The oldest known human print in the Western Hemisphere is the tiny track of a child’s foot in Chile dated to 13,000 ago — adding fodder to the ongoing debate about when humans first migrated to the New World.Though they may not clarify that controversy, the new findings from Cuatro Ciénegas do provide valuable insights into a time and region of North America that’s not very well understood, Felstead said.Since uranium decays into the element thorium at predictable rates, the scientists were able to measure the ratio of those materials to determine the specimens’ ages.Their results showed that the pair of tracks discovered in 1961, now housed at Saltillo’s Museo del Desierto, were about 10,550 years old.We’re unable to make first impressions in person, so we have to do the best we can through a photo and words.

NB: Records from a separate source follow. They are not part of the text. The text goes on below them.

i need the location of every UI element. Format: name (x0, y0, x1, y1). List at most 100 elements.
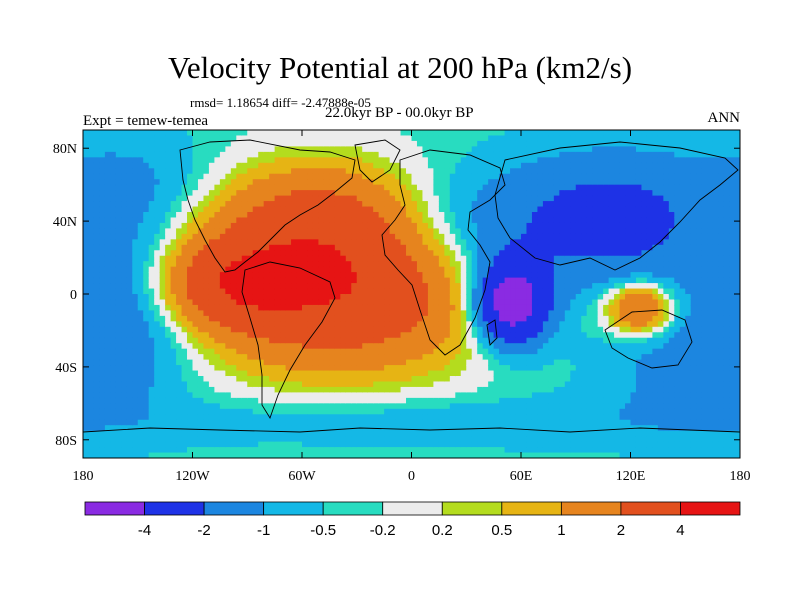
field-cell (482, 184, 489, 191)
field-cell (400, 299, 407, 306)
field-cell (449, 173, 456, 180)
field-cell (504, 272, 511, 279)
field-cell (258, 326, 265, 333)
field-cell (466, 376, 473, 383)
field-cell (493, 381, 500, 388)
field-cell (493, 326, 500, 333)
field-cell (126, 212, 133, 219)
field-cell (208, 272, 215, 279)
field-cell (422, 370, 429, 377)
field-cell (510, 403, 517, 410)
field-cell (395, 130, 402, 137)
field-cell (263, 201, 270, 208)
field-cell (340, 261, 347, 268)
field-cell (471, 261, 478, 268)
field-cell (219, 315, 226, 322)
field-cell (115, 452, 122, 458)
field-cell (400, 447, 407, 454)
field-cell (433, 430, 440, 437)
field-cell (219, 261, 226, 268)
field-cell (269, 430, 276, 437)
field-cell (537, 179, 544, 186)
field-cell (367, 179, 374, 186)
field-cell (83, 173, 90, 180)
field-cell (329, 190, 336, 197)
field-cell (318, 419, 325, 426)
field-cell (99, 228, 106, 235)
field-cell (219, 326, 226, 333)
field-cell (285, 321, 292, 328)
field-cell (165, 250, 172, 257)
field-cell (526, 228, 533, 235)
field-cell (504, 354, 511, 361)
field-cell (504, 294, 511, 301)
field-cell (137, 244, 144, 251)
field-cell (406, 255, 413, 262)
field-cell (400, 304, 407, 311)
field-cell (416, 354, 424, 361)
field-cell (241, 239, 248, 246)
field-cell (274, 436, 281, 443)
field-cell (236, 447, 243, 454)
field-cell (241, 190, 248, 197)
field-cell (263, 392, 270, 399)
field-cell (362, 376, 369, 383)
field-cell (329, 212, 336, 219)
field-cell (362, 233, 369, 240)
field-cell (219, 233, 226, 240)
field-cell (181, 381, 188, 388)
field-cell (455, 414, 462, 421)
field-cell (329, 436, 336, 443)
field-cell (362, 326, 369, 333)
field-cell (203, 277, 210, 284)
field-cell (104, 381, 111, 388)
field-cell (110, 135, 117, 142)
field-cell (258, 381, 265, 388)
field-cell (159, 332, 166, 339)
field-cell (362, 310, 369, 317)
field-cell (433, 179, 440, 186)
field-cell (504, 255, 511, 262)
field-cell (510, 408, 517, 415)
field-cell (159, 408, 166, 415)
field-cell (252, 244, 259, 251)
field-cell (378, 222, 385, 229)
field-cell (455, 255, 462, 262)
field-cell (477, 441, 484, 448)
field-cell (422, 239, 429, 246)
field-cell (416, 283, 424, 290)
field-cell (411, 414, 418, 421)
field-cell (121, 315, 128, 322)
field-cell (493, 244, 500, 251)
field-cell (252, 266, 259, 273)
field-cell (323, 386, 330, 393)
field-cell (115, 201, 122, 208)
field-cell (438, 130, 445, 137)
field-cell (258, 130, 265, 137)
field-cell (406, 250, 413, 257)
field-cell (444, 272, 451, 279)
field-cell (203, 337, 210, 344)
field-cell (165, 255, 172, 262)
field-cell (323, 408, 330, 415)
field-cell (285, 376, 292, 383)
field-cell (143, 222, 150, 229)
field-cell (504, 332, 511, 339)
field-cell (208, 359, 215, 366)
field-cell (356, 184, 363, 191)
field-cell (307, 430, 314, 437)
field-cell (477, 414, 484, 421)
field-cell (132, 162, 139, 169)
field-cell (93, 179, 101, 186)
field-cell (455, 157, 462, 164)
field-cell (466, 140, 473, 147)
field-cell (280, 343, 287, 350)
field-cell (411, 419, 418, 426)
field-cell (137, 414, 144, 421)
field-cell (269, 441, 276, 448)
field-cell (378, 283, 385, 290)
field-cell (378, 403, 385, 410)
field-cell (285, 304, 292, 311)
field-cell (499, 277, 506, 284)
field-cell (400, 326, 407, 333)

The difference in age suggests that, while both sets of prints were made possible by the basin’s marshy, carbonate-rich sediments, the 11 recently discovered tracks are not from the same precise location as the pair found in the 1960s.
The region where the tracks were found is known to have been home to a somewhat amorphous culture known as the Coahuiltecans, a diverse group of nomadic hunter-gatherers that ranged from central Mexico to the Texas plains.
[Learn what mummified and bundled bodies found in south Texas reveal about ancient burial practices.] While many of these bands are known to have frequented Cuatro Ciénegas over thousands of years, the Coahuiltecans left precious little evidence that could be fixed to specific dates.
Research has revealed that the well preserved footprints are about 20,000 years old, and can tell some amazing stories.
They are the oldest footprints ever found in Australia and the largest set of ice age footprints in the world.